Multiple Topological Phases Controlled via Strain in Two-Dimensional Altermagnets

TL;DR

This paper explores how strain can control multiple topological phases in two-dimensional altermagnets, revealing new quantum states and transitions with potential applications in topological spintronics.

Contribution

It introduces a strain-controlled mechanism to switch between topological phases in 2D altermagnets and demonstrates this in monolayer CrO using first-principles calculations.

Findings

Identification of a type-II quantum spin Hall state.

Strain-induced transition to a quantum anomalous Hall state.

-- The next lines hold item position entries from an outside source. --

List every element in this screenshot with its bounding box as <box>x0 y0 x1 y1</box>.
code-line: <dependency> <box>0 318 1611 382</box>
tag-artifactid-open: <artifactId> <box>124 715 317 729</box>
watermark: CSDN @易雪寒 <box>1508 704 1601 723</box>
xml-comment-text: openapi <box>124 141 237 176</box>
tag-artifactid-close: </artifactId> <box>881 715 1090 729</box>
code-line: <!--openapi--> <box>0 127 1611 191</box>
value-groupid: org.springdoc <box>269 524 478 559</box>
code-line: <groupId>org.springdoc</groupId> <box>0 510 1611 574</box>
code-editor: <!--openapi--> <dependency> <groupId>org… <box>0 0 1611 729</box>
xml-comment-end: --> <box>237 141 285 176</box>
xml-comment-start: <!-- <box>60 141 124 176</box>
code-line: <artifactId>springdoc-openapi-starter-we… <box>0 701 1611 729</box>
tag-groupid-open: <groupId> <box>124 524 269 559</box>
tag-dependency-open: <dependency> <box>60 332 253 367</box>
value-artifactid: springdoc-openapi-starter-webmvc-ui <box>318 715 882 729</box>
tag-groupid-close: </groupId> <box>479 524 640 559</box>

Demonstration of topological phase control in monolayer CrO.

Abstract

Altermagnets (AMs) are an emergent class of magnetic materials that combine properties of ferromagnets and antiferromagnets, exhibiting spin-polarized Fermi surfaces and zero net magnetic moment due to combined time-reversal and crystal symmetry. Here, we construct a Kondo-lattice model on a two-dimensional square Lieb lattice to investigate the topological properties of AMs. We identify a type-II quantum spin Hall state characterized by spin-polarized counterpropagating edge states. Breaking the $C_{4z}\mathcal{T}$ symmetry, which connects magnetic sublattices, induces a transition to a quantum anomalous Hall state. We further establish a strain-induced mechanism to control these topological phase transitions and present the corresponding phase diagram. Finally, we demonstrate the predicted transitions in monolayer CrO, a realistic altermagnetic candidate, using first-principles calculations. Our findings highlight the potential of 2D AMs as a versatile platform for topological spintronics, enabling strain-tunable helical and chiral edge states within a single system.